The following year, The Captive was published, her first collection of poems. Its poems established her voice as confident and unrepressed, in and of itself scandalous in a society as conservative as Iran. Equally distinct was her near total departure from the themes of more traditional Islamic poetry. Though she did admit that her poetry had a feminine quality (“After all, fortunately I am a woman”), she insisted that gender could not play a role in artistic expression.

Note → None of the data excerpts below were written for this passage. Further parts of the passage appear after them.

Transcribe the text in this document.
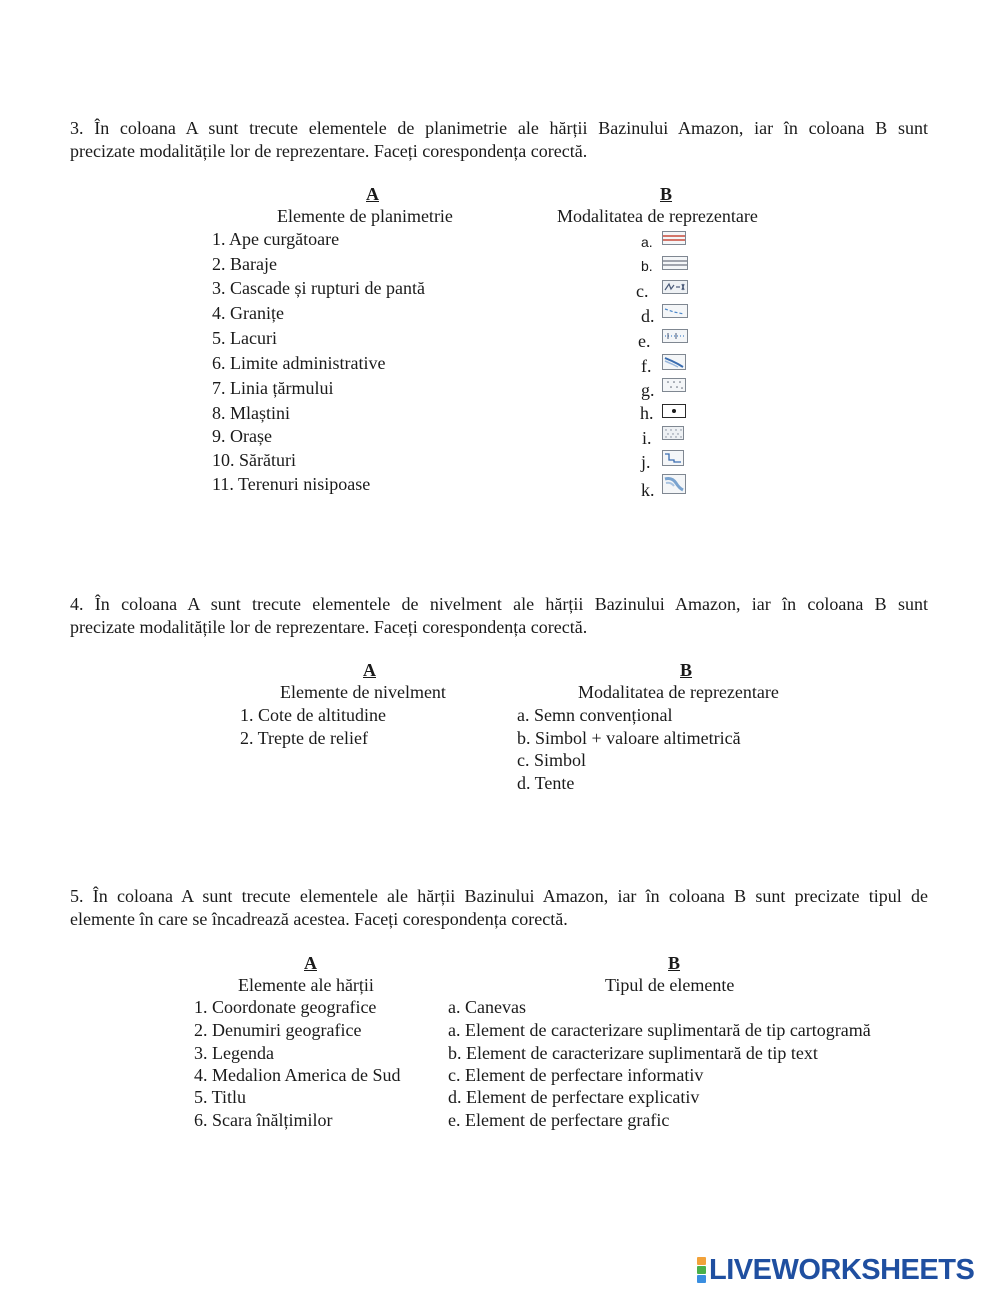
3. În coloana A sunt trecute elementele de planimetrie ale hărții Bazinului Amazon, iar în coloana B sunt
precizate modalitățile lor de reprezentare. Faceți corespondența corectă.
A
Elemente de planimetrie
B
Modalitatea de reprezentare
1. Ape curgătoare
2. Baraje
3. Cascade și rupturi de pantă
4. Granițe
5. Lacuri
6. Limite administrative
7. Linia țărmului
8. Mlaștini
9. Orașe
10. Sărături
11. Terenuri nisipoase
a.
b.
c.
d.
e.
f.
g.
h.
i.
j.
k.
4. În coloana A sunt trecute elementele de nivelment ale hărții Bazinului Amazon, iar în coloana B sunt
precizate modalitățile lor de reprezentare. Faceți corespondența corectă.
A
Elemente de nivelment
B
Modalitatea de reprezentare
1. Cote de altitudine
2. Trepte de relief
a. Semn convențional
b. Simbol + valoare altimetrică
c. Simbol
d. Tente
5. În coloana A sunt trecute elementele ale hărții Bazinului Amazon, iar în coloana B sunt precizate tipul de
elemente în care se încadrează acestea. Faceți corespondența corectă.
A
Elemente ale hărții
B
Tipul de elemente
1. Coordonate geografice
2. Denumiri geografice
3. Legenda
4. Medalion America de Sud
5. Titlu
6. Scara înălțimilor
a. Canevas
a. Element de caracterizare suplimentară de tip cartogramă
b. Element de caracterizare suplimentară de tip text
c. Element de perfectare informativ
d. Element de perfectare explicativ
e. Element de perfectare grafic
LIVEWORKSHEETS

In total four more collections of her verse would be published: The Wall, Rebellion, Another Birth, and (after her death) Let Us Believe in the Beginning of the Cold Season. Each volume would express her defiant modernist voice.

 

In 1958 Farrokhzad would spend nine months in Europe. Upon her return to Iran, she met a filmmaker named Ibrahim Golestan. They fell in love, and Golestan encouraged Farrokhzad in her desire for independence and free expression. Through Golestan, she would be drawn to filmmaking. Her first experience in film was as editor for a documentary called A Fire, about a fire at an oil well in 1958 that lasted for more than two months. Over the next few years she would continue to contribute to films in a variety of roles.

 

In 1962, Farrokhzad went to Tabriz, Iran to direct The House Is Black, arguably the most significant Iranian film ever made. It is a documentary shot at the Bababaghi Hospice Leper Colony. The House Is Black set a tone for what would become one of Iran’s most distinct stylistic innovations in cinema, an experimental documentary style. During the twelve day shoot, she and her small crew earned the trust of her subjects at the leper colony and captured an intimate portrait of their lives. She became particularly attached to a child living there and would ultimately come to adopt him and take him back to Tehran to live with her mother.

 

On February 13, 1967, Forough Farrokhzad was killed in a car accident in Tehran. She was only 32 years old. In her tragically short life and career, she had nonetheless changed the course of Iranian culture and feminism, a model for generations to come. Even after she was banned, she would ultimately reemerge. In a society defined in many ways by repression and rejection of modernist values, she sets an example for those fighting for free expression and liberalism.